The findings were published in the NSF’s “Women, Minorities, and Persons with Disabilities in Science and Engineering: 2017” study. The biennial report provides statistics about the participation of women, minorities and people with disabilities in science and engineering. The findings for this year’s report cover 2010-2014 and come from surveys conducted by the NSF, the U.S. Department of Education, the U.S. Department of Commerce and the U.S. Department of Labor.
The CSU has been working to meet the state’s workforce needs by strengthening efforts to increase completion rates and close the achievement gap for underserved students through the Graduation Initiative 2025. Through the initiative, campuses are developing innovative ways to support student success, with a focus on the STEM fields.
Several CSU campuses also have programs aimed at increasing Latino student success in STEM that are funded by the U.S. Department of Education, including the Promoting Postbaccalaureate Opportunities for Hispanic Americans Program and the STEM and Articulations Program.
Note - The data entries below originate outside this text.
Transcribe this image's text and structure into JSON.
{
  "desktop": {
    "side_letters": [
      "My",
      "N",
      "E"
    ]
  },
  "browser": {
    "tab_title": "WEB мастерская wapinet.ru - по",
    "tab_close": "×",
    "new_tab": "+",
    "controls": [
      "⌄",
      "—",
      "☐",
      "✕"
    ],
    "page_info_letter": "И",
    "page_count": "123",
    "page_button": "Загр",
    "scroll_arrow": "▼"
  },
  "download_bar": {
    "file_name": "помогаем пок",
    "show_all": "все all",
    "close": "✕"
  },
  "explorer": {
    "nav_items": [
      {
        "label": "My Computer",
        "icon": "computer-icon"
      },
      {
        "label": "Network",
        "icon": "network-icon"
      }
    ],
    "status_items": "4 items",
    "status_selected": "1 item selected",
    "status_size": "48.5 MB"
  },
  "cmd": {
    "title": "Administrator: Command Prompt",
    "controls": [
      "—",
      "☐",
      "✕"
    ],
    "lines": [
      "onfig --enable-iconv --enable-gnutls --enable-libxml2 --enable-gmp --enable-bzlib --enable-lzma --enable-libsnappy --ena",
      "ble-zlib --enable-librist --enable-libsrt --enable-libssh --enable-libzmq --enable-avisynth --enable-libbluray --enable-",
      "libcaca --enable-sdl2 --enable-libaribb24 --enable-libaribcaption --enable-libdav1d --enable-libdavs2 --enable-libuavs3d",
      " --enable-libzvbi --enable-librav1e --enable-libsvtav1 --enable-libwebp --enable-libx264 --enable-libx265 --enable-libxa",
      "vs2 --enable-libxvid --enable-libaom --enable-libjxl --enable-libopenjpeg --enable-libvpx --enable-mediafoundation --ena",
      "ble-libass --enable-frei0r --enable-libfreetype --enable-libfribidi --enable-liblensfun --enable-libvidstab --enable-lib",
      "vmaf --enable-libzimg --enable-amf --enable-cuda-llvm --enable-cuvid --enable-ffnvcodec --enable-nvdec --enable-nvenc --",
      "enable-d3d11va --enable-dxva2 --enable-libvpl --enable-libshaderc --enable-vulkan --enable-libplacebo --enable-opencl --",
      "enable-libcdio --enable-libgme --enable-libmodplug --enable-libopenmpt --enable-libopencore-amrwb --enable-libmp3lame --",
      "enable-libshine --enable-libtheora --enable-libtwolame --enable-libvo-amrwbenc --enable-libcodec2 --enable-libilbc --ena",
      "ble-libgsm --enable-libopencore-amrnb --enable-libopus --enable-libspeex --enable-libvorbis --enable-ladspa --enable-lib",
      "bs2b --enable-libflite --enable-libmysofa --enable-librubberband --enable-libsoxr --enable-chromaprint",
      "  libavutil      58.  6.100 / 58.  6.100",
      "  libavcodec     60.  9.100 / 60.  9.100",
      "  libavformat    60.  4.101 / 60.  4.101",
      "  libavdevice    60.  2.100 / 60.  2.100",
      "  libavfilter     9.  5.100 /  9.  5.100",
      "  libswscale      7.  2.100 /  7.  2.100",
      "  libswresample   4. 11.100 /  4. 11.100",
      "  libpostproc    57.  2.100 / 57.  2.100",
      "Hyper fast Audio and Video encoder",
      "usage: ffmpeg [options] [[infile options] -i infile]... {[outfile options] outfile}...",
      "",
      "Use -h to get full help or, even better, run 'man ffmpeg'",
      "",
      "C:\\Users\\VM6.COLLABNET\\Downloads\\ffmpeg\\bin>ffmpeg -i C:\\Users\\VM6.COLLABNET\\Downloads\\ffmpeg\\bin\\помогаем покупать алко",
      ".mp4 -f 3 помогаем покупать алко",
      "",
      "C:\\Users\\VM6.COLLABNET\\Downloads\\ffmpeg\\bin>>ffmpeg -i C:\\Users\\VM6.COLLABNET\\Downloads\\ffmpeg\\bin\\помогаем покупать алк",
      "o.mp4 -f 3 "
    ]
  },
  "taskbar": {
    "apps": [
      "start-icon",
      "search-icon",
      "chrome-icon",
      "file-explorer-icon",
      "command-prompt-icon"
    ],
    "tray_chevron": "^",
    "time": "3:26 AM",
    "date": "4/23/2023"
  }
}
To receive these grants, a campus must be designated by the Department of Education as a Hispanic Serving Institution (HSI). Currently, 21 of 23 CSUs have this distinction, which applies to colleges and universities with a Latino student enrollment of at least 25 percent. Cal Poly Pomona’s student body is 39 percent Hispanic.
In 2015-2016, the CSU granted nearly 35,000 degrees to Latinos, and serves about 185,000 Latino students. Nearly 39 percent of the CSU student population is Latino.